La crise humanitaire qui touche la Somalie menace de s’aggraver de façon imminente. Alors qu’une sécheresse prolongée anéantit les moyens d’existence de tout un pays, on estime que 6,5 millions[1] de personnes se trouvent en situation d’insécurité alimentaire aiguë.

Après deux saisons des pluies consécutives sans précipitations suffisantes, on redoute fortement un retour aux niveaux catastrophiques de famine observés en 2022.

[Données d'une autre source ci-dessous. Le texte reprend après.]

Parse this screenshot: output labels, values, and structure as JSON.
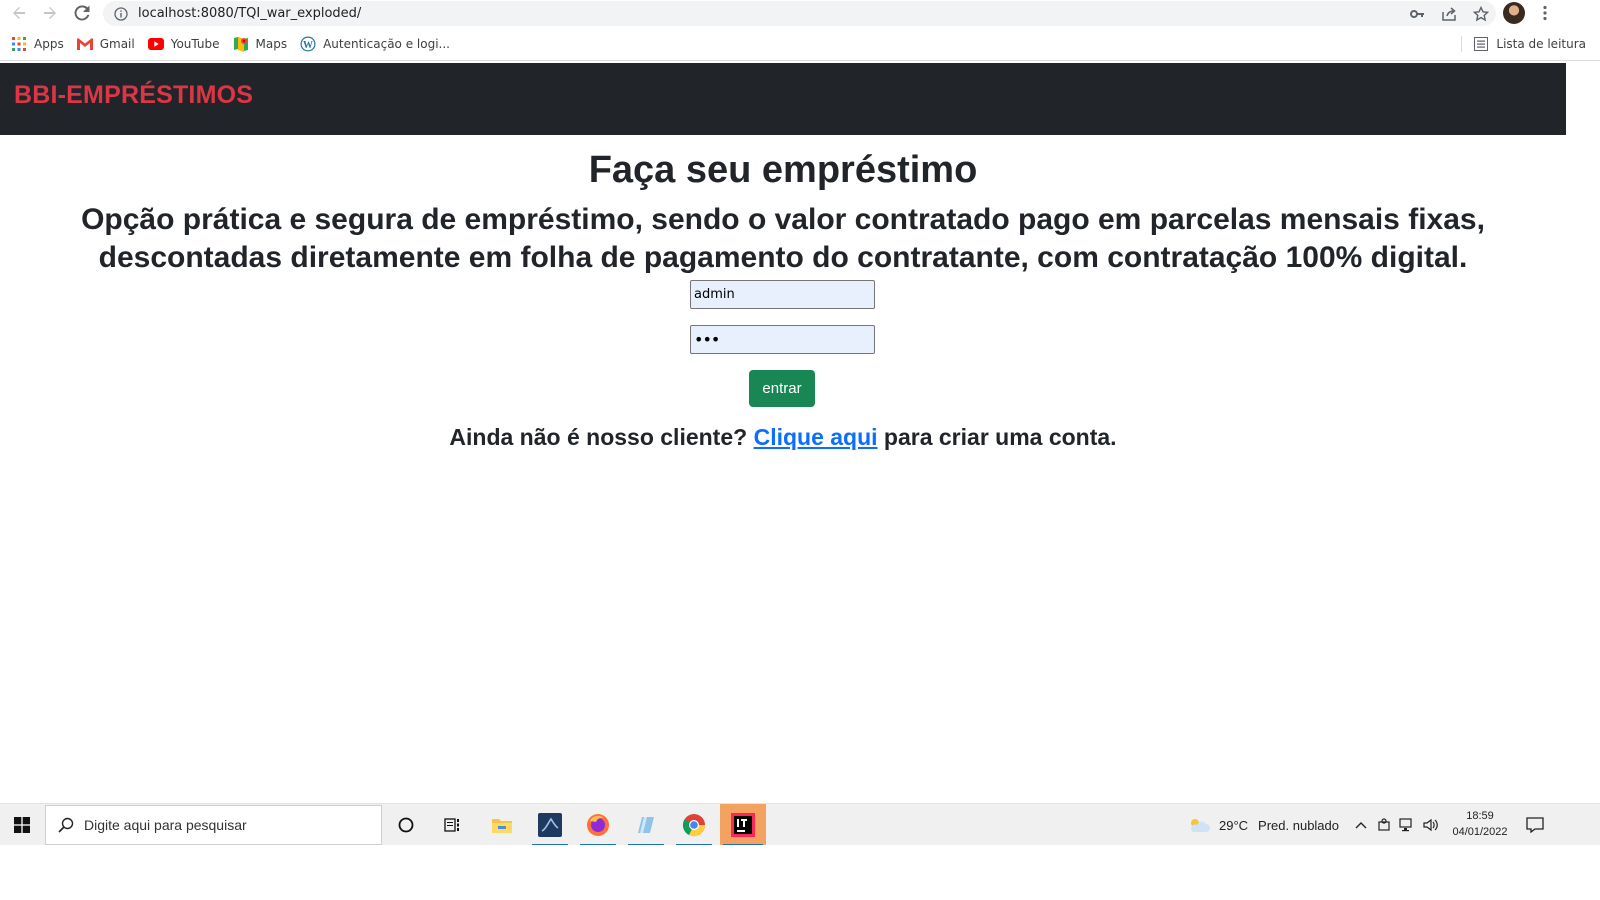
{
  "browser": {
    "url": "localhost:8080/TQI_war_exploded/",
    "bookmarks": [
      {
        "label": "Apps",
        "icon": "apps-grid-icon"
      },
      {
        "label": "Gmail",
        "icon": "gmail-icon"
      },
      {
        "label": "YouTube",
        "icon": "youtube-icon"
      },
      {
        "label": "Maps",
        "icon": "maps-icon"
      },
      {
        "label": "Autenticação e logi...",
        "icon": "wordpress-icon"
      }
    ],
    "reading_list": "Lista de leitura"
  },
  "site": {
    "brand": "BBI-EMPRÉSTIMOS",
    "heading": "Faça seu empréstimo",
    "subheading": "Opção prática e segura de empréstimo, sendo o valor contratado pago em parcelas mensais fixas, descontadas diretamente em folha de pagamento do contratante, com contratação 100% digital.",
    "login_value": "admin",
    "password_value": "•••",
    "submit_label": "entrar",
    "signup_prefix": "Ainda não é nosso cliente?",
    "signup_link": "Clique aqui",
    "signup_suffix": "para criar uma conta.",
    "colors": {
      "navbar": "#212529",
      "brand": "#dc3545",
      "button": "#198754",
      "link": "#0d6efd"
    }
  },
  "taskbar": {
    "search_placeholder": "Digite aqui para pesquisar",
    "weather_temp": "29°C",
    "weather_desc": "Pred. nublado",
    "time": "18:59",
    "date": "04/01/2022"
  }
}
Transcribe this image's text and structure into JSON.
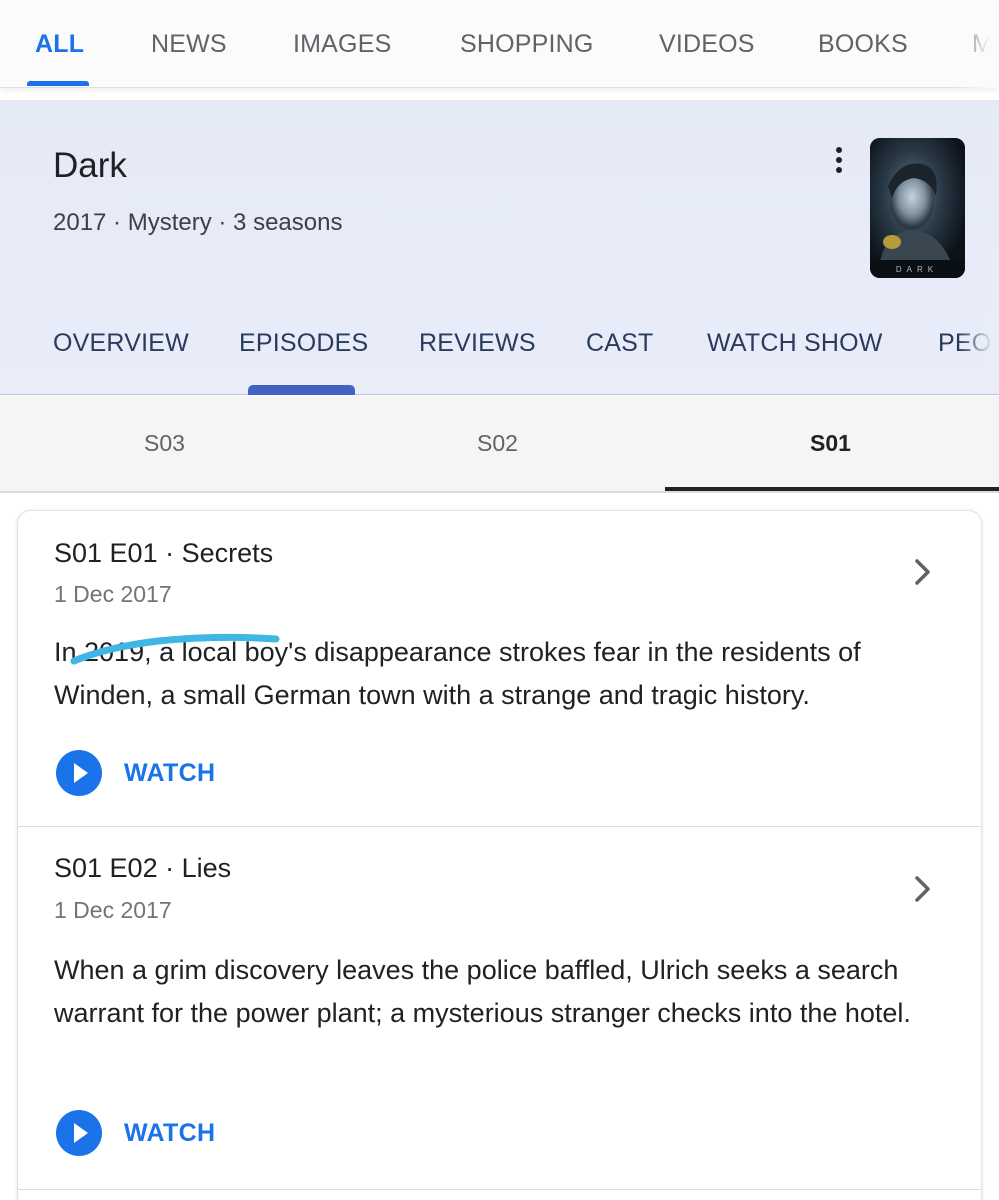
{
  "search_tabs": [
    {
      "label": "ALL",
      "active": true
    },
    {
      "label": "NEWS"
    },
    {
      "label": "IMAGES"
    },
    {
      "label": "SHOPPING"
    },
    {
      "label": "VIDEOS"
    },
    {
      "label": "BOOKS"
    },
    {
      "label": "M"
    }
  ],
  "show": {
    "title": "Dark",
    "meta": "2017 · Mystery · 3 seasons",
    "poster_text": "DARK"
  },
  "kp_tabs": [
    {
      "label": "OVERVIEW"
    },
    {
      "label": "EPISODES",
      "active": true
    },
    {
      "label": "REVIEWS"
    },
    {
      "label": "CAST"
    },
    {
      "label": "WATCH SHOW"
    },
    {
      "label": "PEOP"
    }
  ],
  "season_tabs": [
    {
      "label": "S03"
    },
    {
      "label": "S02"
    },
    {
      "label": "S01",
      "active": true
    }
  ],
  "episodes": [
    {
      "title": "S01 E01 · Secrets",
      "date": "1 Dec 2017",
      "description": "In 2019, a local boy's disappearance strokes fear in the residents of Winden, a small German town with a strange and tragic history.",
      "watch_label": "WATCH"
    },
    {
      "title": "S01 E02 · Lies",
      "date": "1 Dec 2017",
      "description": "When a grim discovery leaves the police baffled, Ulrich seeks a search warrant for the power plant; a mysterious stranger checks into the hotel.",
      "watch_label": "WATCH"
    }
  ],
  "colors": {
    "accent": "#1a73e8",
    "header_bg": "#e7ebf8",
    "scribble": "#3fb6e3"
  }
}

L’élevage, dont plus de 60% de la population dépend pour vivre, est la colonne vertébrale de l’économie somalienne. Affaibli par des chocs climatiques répétés, ce secteur est aujourd’hui en voie d’effondrement. Les cheptels sont décimés, laissant des familles sans aucune source de revenus ou de nourriture et poussant des milliers de personnes à chercher refuge dans des camps de fortune.

À Dusamareb, Abdulkadir Mohamed Farah, un éleveur de 61 ans, surveille le ciel avec une appréhension grandissante. En moins d’un an, il a perdu 90% de ses chèvres et plus de deux tiers de ses dromadaires.

« Nos troupeaux de dromadaires et de chèvres ont disparu et nous craignons de connaître le même sort », s’inquiète-t-il. « Les animaux meurent de faim. Il ne me reste plus que 50 chèvres sur les 500 que je possédais. J’avais 70 dromadaires ; il n’y en a plus que 20. »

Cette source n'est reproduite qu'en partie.